The point of the opto isolator on the relay board is there to physically separate the Arduino from the load.
The relay contacts “also” separates the Arduino from the load.
Therefore if the opto isolator is properly wired in, your Arduino will be separated “twice” from the load.
It might be sufficient for your application to “not” wire the opto isolators as recommended and shown in post #1.
Measure the resistance from, GND terminal the 12-24 side of supply to the GND terminal 5v side.
If there is continuity, then using two supplies “is not” the same as two fully isolated supplies !
If you have “no” continuity, using two of these power supplies will allow you to wire the relay card as seen in post#1.
I moved your 12V supply to the COM terminal, then I found some extra diodes and installed them on the NO terminal to 12V as shown. (hope you don't mind)
dlloyd:
I moved your 12V supply to the COM terminal, then I found some extra diodes and installed them on the NO terminal to 12V as shown. (hope you don't mind)
I certainly don't mind that you've "corrected" my schematic. Looking at the project itself, it's wired exactly like your modification (though, without the diodes) - so my schematic is incorrect in that regard. I've updated it locally and will update the attached copy soon.
I think the board already has an in-built diode for each relay for fly-back/EMF purposes. If anyone can tell for sure from the provided links, I'd like to know.
Other research also indicates that my 5v power could be getting pulled too low to reliably drive the electronics when the ultimate devices are powered up by the relays. I haven't tried to verify that yet, but it's something I'll look into as well.
larryd:
The reddish glass diodes on the relay card are across the relay coils.
Those are the components I was referring to. So, are you saying those are not for flyback/EMF (and that I should add some) or are you suggesting that I add additional diodes for that purpose at the load point?

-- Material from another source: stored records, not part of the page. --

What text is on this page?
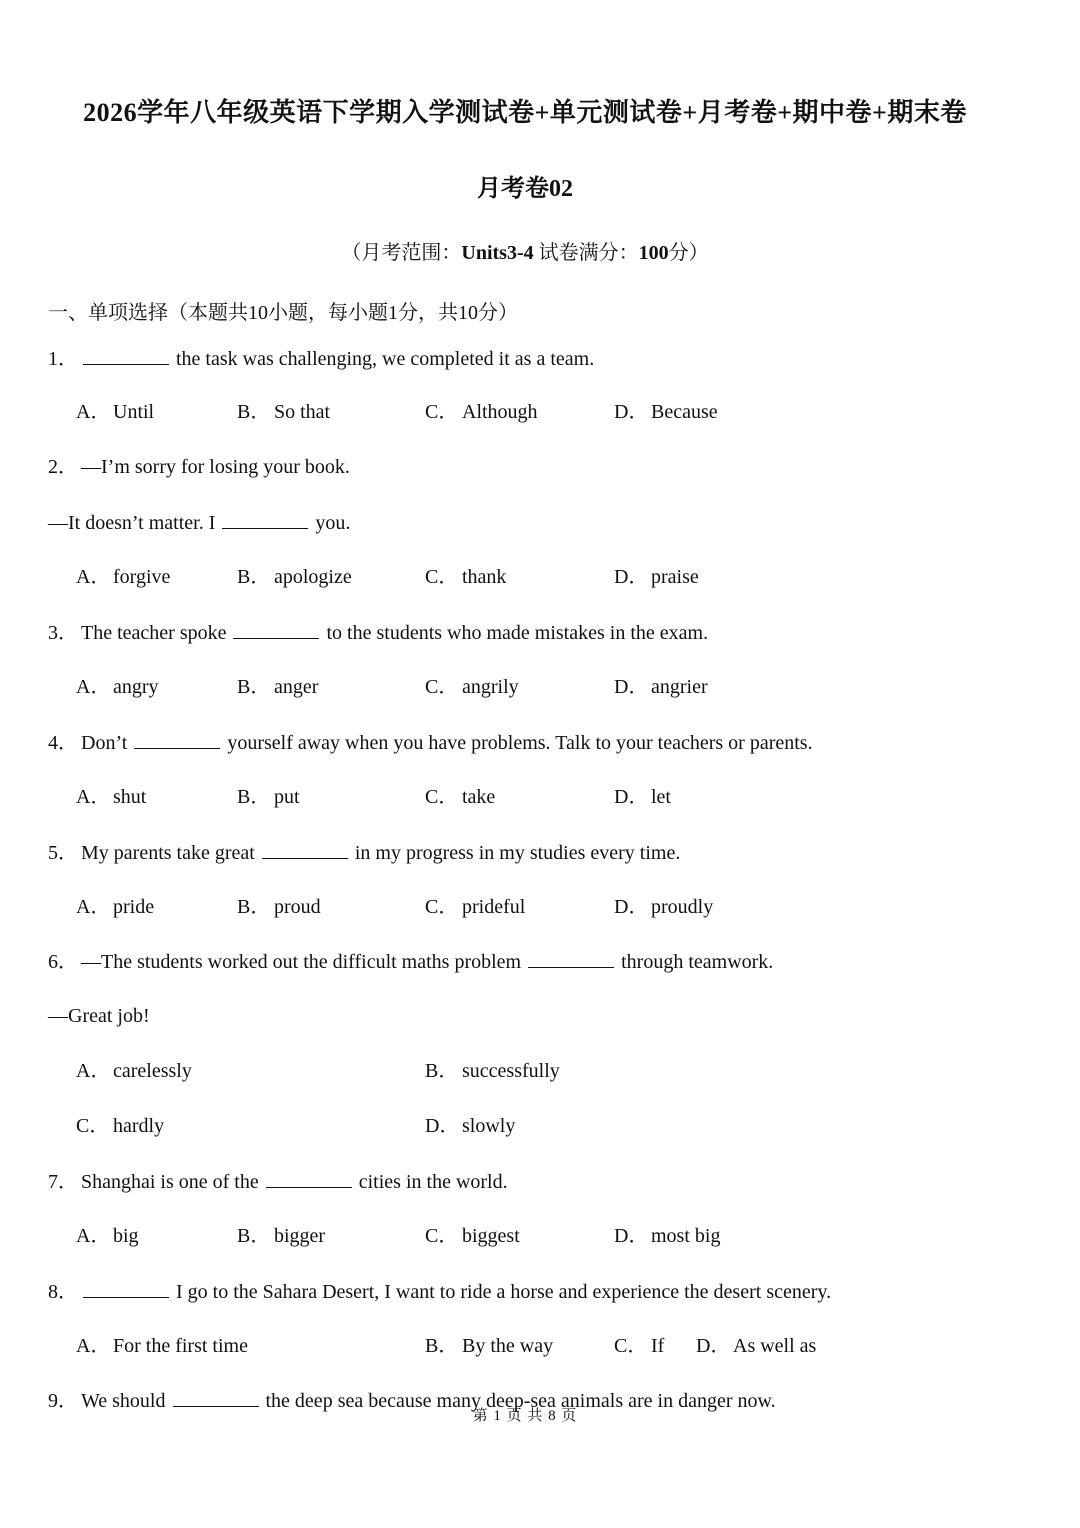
2026学年八年级英语下学期入学测试卷+单元测试卷+月考卷+期中卷+期末卷
月考卷02
（月考范围：Units3-4 试卷满分：100分）
一、单项选择（本题共10小题，每小题1分，共10分）
1．	the task was challenging, we completed it as a team.
A． Until	B． So that	C． Although	D． Because
2． —I’m sorry for losing your book.
—It doesn’t matter. I	you.
A． forgive	B． apologize	C． thank	D． praise
3． The teacher spoke	to the students who made mistakes in the exam.
A． angry	B． anger	C． angrily	D． angrier
4． Don’t	yourself away when you have problems. Talk to your teachers or parents.
A． shut	B． put	C． take	D． let
5． My parents take great	in my progress in my studies every time.
A． pride	B． proud	C． prideful	D． proudly
6． —The students worked out the difficult maths problem	through teamwork.
—Great job!
A． carelessly	B． successfully
C． hardly	D． slowly
7． Shanghai is one of the	cities in the world.
A． big	B． bigger	C． biggest	D． most big
8．	I go to the Sahara Desert, I want to ride a horse and experience the desert scenery.
A． For the first time	B． By the way	C． If D． As well as
9． We should	the deep sea because many deep-sea animals are in danger now.
第 1 页 共 8 页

Just trying to understand if those components are for that purpose (but maybe not adequate?) or if they're for something else entirely...
larryd:
The reddish glass diodes on the relay card are across the relay coils.
Suggest the kick-back load diodes be added across inductive loads, right at the load location.
i.e. “at” the hydraulic solenoid valve and clutch locations.
So, that'd basically look like the modified schematic provided by dlloyd above?
The reddish glass diodes ‘are’ kick-back diodes for the on-board relays.
If the clutch is located 4 feet from the relay board, its kick-back diode should be located at the clutch (4 feet from the relay card). You can solder wires to the diode leads and then add clear heatshrink tubing; this makes it more convenient to attach to load terminals/wires. The clear heatshrink lets you see the cathode marking.
I have experienced many times where placing the kick-back diode at the control relay (for convenience) still can cause problems in circuitry. These problems disappear when the diode is moved to the remote/load location.
But it’s up to you, just remember, if you experience random/intermittent problems, move the kick-back diode to the load !
I certainly don't mind that you've "corrected" my schematic. Looking at the project itself, it's wired exactly like your modification (though, without the diodes)...
Oh, I was hoping you'd add the diodes to the circuit (as per larryd's suggestion), as this would more than likely resolve the reset issue.
The diodes will:
clamp inductive spikes from the load
reduce EMI/RFI and arcing during switching and contact bounce
reduce the chance of "arc-welded" contacts, pitting, etc
prolong the life of the relays
reduce the chance of MCU lockup, reset, etc by reducing electromagnetic radiationCould still have some common mode interference from the relay coil, but this could be resolved by using a separate supply for the relay board and isolating the grounds (opto-isolation).